Thales, Rheinmetall Electronics upgrade Tiger helicopter simulators for military

Armed forces need access to instruction and training resources based on the latest technologies. To make the right decisions at every decisive moment in the theatre of operations, they need to master ever more complex tactical situations in real time.

German and French Tiger helicopter simulators are being upgraded under the Tiger Aircrew Training Means (TATM) programme awarded by the Organisation for Joint Armament Cooperation (OCCAR) in December 2014. The first upgraded simulation systems for France’s Tiger HAD combat support variant and Germany’s UHT Step 2 anti-tank / fire support variant have now completed qualification procedures at the Franco-German training academy (EFA) in Le Cannet-des-Maures in South-East France.

The upgrade is a key milestone in the OCCAR Tiger programme, and brings the training systems into line with the configurations of Tiger helicopters in service with the German and French armed forces. Helicopter crews were able to continue their training during the upgrade. Successful completion of qualification procedures is the latest illustration of the successful cooperation between France, Germany, Thales and Rheinmetall Electronics.

On top of EFA, the new versions of the Full Mission Simulators and Cockpit Procedure Trainers are now operational with the French combat helicopter regiments based in Pau and Phalsbourg, and will be operational shortly with the German combat helicopter regiment in Fritzlar.

For the upgraded simulation functions, Thales and Rheinmetall delivered new cockpit configurations for HAD and UHT including new weapon systems for the HAD variant, display technology and avionics. In addition to these new instruction and training capabilities, the latest generation of Computer Generated Force software as well as new powerful image generators was added. To meet the increased needs for tactical training, a simulated UHT ground station was installed. New visual databases have also been developed for this programme to provide even more faithful representations of the theatres of operations, in which Tiger aircrews are required to operate.
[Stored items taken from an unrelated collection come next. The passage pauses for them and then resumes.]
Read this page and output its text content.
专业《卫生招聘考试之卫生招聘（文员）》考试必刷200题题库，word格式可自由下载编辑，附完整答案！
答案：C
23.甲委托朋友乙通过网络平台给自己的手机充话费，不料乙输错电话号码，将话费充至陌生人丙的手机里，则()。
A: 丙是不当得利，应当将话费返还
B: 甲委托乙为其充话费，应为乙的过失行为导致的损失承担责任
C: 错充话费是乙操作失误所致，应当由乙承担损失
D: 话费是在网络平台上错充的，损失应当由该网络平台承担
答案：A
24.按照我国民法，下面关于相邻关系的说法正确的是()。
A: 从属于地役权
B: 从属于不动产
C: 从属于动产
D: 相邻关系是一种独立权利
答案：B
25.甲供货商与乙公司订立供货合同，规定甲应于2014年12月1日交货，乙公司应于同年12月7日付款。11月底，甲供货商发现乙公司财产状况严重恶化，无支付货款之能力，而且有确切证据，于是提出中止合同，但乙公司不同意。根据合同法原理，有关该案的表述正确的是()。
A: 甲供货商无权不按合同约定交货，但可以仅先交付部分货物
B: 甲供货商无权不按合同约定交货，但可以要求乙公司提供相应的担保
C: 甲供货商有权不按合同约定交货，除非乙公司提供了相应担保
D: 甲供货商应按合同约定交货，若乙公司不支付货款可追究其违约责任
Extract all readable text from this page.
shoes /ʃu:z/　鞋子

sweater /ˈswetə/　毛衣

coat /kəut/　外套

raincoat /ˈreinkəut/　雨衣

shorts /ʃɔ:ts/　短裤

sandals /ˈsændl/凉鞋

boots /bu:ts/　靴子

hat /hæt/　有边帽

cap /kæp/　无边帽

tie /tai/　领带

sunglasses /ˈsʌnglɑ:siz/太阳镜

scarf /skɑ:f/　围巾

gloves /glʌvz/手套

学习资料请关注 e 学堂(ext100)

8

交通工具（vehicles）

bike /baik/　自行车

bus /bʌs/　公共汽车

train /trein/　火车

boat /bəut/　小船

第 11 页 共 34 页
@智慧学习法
The new functions bring added realism to virtual and tactical environments, increasing the chances of mission success by enabling crews to acquire and develop tactical skills in conditions as close as possible to real life.

Rheinmetall Electronics and Thales will continue to work together to provide support services for the 20 simulators until 2025. Currently more than 150 Tiger attack helicopters are in service with the armed forces of France, Germany and other countries.